Richard Logan

Personal information
- Full name: Richard James Logan
- Born: 28 January 1980 (age 46) Stone, Staffordshire, England
- Nickname: Bungle
- Height: 6 ft 1 in (1.85 m)
- Batting: Right-handed
- Bowling: RIght arm medium-fast
- Role: Bowler

Domestic team information
- 1999–2000: Northamptonshire
- 2001–2004: Nottinghamshire
- 2005–2006: Hampshire
- 2007–2008: Northamptonshire
- 2009: Surrey

Career statistics
| Competition | FC | LA | T20 |
| Matches | 55 | 67 | 17 |
| Runs scored | 533 | 220 | 39 |
| Batting average | 9.03 | 11.00 | 9.75 |
| 100s/50s | 0/0 | 0/0 | 0/0 |
| Top score | 37* | 28* | 11* |
| Balls bowled | 8,116 | 2,620 | 244 |
| Wickets | 135 | 70 | 17 |
| Bowling average | 39.60 | 36.25 | 18.52 |
| 5 wickets in innings | 4 | 1 | 1 |
| 10 wickets in match | 0 | 0 | 0 |
| Best bowling | 6/93 | 5/24 | 5/26 |
| Catches/stumpings | 16/– | 21/– | 0/– |
- Source: CricketArchive (subscription required), 30 September 2008

= Richard Logan (cricketer) =

English cricketer (born 1980)

Richard James Logan (born 28 January 1980) is an English cricketer. He is a right-handed batsman and a right-arm medium-fast bowler.

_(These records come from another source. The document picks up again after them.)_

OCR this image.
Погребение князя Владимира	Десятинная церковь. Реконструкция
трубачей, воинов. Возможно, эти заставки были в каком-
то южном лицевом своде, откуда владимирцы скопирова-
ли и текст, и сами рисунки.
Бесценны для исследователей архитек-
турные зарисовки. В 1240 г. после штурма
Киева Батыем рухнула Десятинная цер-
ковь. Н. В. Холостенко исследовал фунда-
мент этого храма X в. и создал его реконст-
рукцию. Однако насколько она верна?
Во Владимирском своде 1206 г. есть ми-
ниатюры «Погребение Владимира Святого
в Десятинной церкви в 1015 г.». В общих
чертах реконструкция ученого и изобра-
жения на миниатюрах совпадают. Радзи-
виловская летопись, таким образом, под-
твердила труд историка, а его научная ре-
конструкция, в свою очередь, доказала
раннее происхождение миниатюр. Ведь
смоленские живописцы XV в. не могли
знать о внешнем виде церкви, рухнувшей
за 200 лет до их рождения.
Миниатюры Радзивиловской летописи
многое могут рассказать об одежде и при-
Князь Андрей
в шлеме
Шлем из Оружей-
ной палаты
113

Despite having played hockey at junior level, Logan's passion always lay in cricket, having represented England at Under-15, Under-17 and Under-19 levels. He joined Nottinghamshire in 2000, snubbing an offer from Northamptonshire.

Having suffered a shoulder injury in 2001, he returned and made an instant impact with 11 wickets in the following two matches. He stayed at Nottinghamshire for four years before switching to Hampshire in 2004.

In 2005 he helped Hampshire to a runners-up spot in the Frizzell County Championship.

In 2009 he played in the inaugural London T20 Cricket League where his team, Kensington & Chelsea were the eventual winners.